I remember being in seventh grade, where I had the longest running streak of wearing makeup - three days in a row. My mom had just thrown me a Mary Kay party, and I was so excited to showcase my new makeup. After the third day, I came home and took it off, and haven't put it on more than three times since. At the time, I just didn't like how I looked in it, but now it is so much more.
Over the years, I have watched some of my closest friends battle with insecurity and self-worth. They've had to battle with society. Not only did I not want to fight that battle, I wanted to help them get out of it too. Over the years, this personal choice has become more like a personal mantra. Not wearing makeup is my quiet rebellion against the standards society places on women. The standard that beauty does not come from within. The standard that we ourselves are not enough.
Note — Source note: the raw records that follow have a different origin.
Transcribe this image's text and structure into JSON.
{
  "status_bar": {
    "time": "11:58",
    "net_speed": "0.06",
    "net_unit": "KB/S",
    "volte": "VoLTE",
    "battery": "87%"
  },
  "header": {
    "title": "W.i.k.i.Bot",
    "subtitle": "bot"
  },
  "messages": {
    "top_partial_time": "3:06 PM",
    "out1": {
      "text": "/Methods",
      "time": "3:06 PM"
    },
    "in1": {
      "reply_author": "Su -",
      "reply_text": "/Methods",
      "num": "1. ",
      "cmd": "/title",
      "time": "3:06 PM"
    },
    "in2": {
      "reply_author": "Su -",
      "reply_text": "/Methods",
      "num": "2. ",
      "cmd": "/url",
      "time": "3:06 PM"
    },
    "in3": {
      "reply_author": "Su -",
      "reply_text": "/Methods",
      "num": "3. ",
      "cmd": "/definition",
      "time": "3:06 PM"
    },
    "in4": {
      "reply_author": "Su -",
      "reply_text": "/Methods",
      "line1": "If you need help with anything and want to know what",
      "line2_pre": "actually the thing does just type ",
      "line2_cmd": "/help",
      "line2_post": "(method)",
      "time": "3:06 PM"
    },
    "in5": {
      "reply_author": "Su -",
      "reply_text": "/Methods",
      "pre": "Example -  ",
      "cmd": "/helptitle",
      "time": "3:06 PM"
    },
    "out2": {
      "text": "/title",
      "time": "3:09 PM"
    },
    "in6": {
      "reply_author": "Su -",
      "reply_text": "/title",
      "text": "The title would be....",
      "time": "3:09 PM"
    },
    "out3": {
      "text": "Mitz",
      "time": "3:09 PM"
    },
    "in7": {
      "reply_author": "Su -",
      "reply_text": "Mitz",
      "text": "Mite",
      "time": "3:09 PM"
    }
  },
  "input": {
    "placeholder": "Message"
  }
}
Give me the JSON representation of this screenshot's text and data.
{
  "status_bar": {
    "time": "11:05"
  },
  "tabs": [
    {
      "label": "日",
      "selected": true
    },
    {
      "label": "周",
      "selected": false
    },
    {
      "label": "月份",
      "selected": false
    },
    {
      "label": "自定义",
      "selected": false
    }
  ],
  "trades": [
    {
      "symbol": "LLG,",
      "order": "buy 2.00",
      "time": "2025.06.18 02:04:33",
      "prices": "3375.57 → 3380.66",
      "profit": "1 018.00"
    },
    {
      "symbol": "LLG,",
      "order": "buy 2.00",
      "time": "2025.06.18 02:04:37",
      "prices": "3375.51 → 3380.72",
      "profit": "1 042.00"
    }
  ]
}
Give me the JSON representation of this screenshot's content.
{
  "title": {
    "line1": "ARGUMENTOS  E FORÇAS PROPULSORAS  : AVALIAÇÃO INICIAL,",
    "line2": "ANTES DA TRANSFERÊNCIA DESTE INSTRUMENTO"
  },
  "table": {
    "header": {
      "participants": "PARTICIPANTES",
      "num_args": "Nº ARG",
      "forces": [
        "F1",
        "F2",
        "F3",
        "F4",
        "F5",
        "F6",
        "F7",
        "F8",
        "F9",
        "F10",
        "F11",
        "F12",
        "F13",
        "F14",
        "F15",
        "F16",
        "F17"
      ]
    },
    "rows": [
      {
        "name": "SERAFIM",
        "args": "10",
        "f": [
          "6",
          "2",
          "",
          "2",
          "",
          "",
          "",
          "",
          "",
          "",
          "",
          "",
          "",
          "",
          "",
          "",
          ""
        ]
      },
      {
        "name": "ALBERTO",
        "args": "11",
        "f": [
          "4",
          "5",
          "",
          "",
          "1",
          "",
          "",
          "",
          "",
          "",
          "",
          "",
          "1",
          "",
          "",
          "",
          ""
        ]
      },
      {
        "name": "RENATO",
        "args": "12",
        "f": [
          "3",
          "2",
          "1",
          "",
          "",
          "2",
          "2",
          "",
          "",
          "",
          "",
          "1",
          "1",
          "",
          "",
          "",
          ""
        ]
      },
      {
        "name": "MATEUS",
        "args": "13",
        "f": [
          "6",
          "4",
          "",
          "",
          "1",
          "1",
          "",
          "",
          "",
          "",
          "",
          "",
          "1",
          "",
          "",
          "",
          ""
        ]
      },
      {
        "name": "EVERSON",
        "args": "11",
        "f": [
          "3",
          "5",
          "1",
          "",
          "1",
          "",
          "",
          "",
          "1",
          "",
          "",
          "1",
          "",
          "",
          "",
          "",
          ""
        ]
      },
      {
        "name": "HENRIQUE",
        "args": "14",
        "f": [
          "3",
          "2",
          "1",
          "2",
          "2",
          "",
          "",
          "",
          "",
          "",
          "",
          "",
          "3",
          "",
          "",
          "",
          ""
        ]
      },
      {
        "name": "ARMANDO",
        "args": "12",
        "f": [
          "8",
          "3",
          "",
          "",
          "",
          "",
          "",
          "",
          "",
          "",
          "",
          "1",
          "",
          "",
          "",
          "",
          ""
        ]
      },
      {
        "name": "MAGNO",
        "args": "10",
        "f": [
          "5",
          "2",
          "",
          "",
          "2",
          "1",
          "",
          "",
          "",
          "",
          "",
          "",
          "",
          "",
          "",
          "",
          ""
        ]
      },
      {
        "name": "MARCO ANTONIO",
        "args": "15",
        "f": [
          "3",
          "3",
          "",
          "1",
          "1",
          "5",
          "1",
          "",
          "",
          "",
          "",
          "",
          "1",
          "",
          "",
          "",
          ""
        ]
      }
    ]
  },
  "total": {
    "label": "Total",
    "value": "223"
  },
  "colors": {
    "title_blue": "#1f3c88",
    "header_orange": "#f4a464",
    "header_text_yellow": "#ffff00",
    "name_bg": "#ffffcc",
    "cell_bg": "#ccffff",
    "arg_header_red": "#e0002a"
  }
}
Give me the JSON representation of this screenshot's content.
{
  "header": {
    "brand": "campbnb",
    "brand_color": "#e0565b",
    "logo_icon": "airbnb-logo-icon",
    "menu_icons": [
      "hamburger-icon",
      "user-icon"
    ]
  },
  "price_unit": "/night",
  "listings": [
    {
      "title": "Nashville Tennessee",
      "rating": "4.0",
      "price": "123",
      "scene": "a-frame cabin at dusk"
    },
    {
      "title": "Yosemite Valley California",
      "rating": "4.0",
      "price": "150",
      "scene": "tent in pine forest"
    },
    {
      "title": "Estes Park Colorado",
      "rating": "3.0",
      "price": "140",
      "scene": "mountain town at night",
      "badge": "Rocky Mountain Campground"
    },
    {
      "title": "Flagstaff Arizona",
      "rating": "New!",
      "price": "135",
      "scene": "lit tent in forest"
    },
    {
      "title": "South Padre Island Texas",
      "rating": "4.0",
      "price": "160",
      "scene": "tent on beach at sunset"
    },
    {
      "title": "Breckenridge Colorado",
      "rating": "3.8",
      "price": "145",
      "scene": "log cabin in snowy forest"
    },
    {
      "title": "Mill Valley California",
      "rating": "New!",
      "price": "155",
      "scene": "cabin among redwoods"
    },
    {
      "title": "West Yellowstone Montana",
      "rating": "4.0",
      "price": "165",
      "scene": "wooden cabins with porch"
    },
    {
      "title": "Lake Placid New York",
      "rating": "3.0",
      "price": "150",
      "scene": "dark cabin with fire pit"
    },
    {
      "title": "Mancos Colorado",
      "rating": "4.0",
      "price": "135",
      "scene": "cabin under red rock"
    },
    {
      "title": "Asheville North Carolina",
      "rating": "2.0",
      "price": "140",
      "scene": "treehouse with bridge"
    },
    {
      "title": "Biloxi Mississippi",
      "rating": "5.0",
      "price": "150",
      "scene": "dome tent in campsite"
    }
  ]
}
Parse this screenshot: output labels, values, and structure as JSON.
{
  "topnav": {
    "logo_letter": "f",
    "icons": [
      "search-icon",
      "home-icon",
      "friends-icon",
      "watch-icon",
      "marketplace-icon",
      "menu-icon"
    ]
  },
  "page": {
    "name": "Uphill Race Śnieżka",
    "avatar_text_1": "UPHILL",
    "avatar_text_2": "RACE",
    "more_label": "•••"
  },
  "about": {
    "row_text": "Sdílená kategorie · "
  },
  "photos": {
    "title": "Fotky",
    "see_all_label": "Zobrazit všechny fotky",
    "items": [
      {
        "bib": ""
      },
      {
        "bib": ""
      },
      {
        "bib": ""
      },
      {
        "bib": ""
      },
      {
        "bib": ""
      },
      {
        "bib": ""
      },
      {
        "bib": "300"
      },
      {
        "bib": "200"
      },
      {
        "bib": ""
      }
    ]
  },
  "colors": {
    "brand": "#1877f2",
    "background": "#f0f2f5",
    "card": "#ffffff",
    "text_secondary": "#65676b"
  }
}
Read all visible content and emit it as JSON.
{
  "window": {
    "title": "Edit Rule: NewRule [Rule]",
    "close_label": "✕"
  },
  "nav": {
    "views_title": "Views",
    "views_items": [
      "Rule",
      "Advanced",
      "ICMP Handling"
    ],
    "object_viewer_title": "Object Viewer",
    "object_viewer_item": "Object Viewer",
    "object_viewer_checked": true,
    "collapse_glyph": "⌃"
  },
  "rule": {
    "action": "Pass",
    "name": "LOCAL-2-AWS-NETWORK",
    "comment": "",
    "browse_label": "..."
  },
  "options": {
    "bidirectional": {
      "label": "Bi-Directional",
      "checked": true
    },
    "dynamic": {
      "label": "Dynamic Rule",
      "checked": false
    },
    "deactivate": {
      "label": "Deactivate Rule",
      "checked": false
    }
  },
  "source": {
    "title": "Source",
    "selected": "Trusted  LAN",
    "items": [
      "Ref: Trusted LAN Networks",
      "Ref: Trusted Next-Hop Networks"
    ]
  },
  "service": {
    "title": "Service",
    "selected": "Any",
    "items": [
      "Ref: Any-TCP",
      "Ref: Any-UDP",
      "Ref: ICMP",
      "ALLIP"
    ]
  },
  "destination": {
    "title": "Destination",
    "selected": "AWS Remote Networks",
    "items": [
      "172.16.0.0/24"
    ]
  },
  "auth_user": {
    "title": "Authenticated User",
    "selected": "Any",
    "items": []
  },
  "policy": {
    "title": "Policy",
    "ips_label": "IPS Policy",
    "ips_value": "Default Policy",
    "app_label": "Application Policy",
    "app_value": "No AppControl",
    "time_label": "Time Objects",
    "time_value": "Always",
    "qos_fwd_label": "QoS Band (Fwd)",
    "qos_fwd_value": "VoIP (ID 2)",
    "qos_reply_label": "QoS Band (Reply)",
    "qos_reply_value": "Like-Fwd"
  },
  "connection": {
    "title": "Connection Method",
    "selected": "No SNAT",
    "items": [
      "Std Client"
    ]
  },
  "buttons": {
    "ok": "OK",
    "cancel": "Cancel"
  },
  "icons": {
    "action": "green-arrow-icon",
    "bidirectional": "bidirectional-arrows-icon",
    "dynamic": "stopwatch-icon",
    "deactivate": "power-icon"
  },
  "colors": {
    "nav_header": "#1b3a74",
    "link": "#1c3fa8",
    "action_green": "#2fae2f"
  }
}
I want my wedding to be a purely joyful day - full of the people I love, carefree dancing, and the ability to be truly myself. My incredible fiancé has never seen me wear makeup, and my wedding day will not be the first time he sees me in it. My fiancé has chosen me and pursued me every day since we met in Spain. He knows me. I have let him get to know me. I feel like makeup would conceal who I truly am, would cover up the real me, and would make me not feel like myself. I want others to be able to know me for who I truly am, and in order to do that, I choose not to wear makeup.
You see, especially on my wedding day, I want my fiancé to know he is getting all of me. My joy, my pain, my love for life, everything. If I wore makeup on my wedding day, I would feel like I'd be giving him a false version of myself. And the day I get married to the love of my life, I only want him to see only pure joy on my face.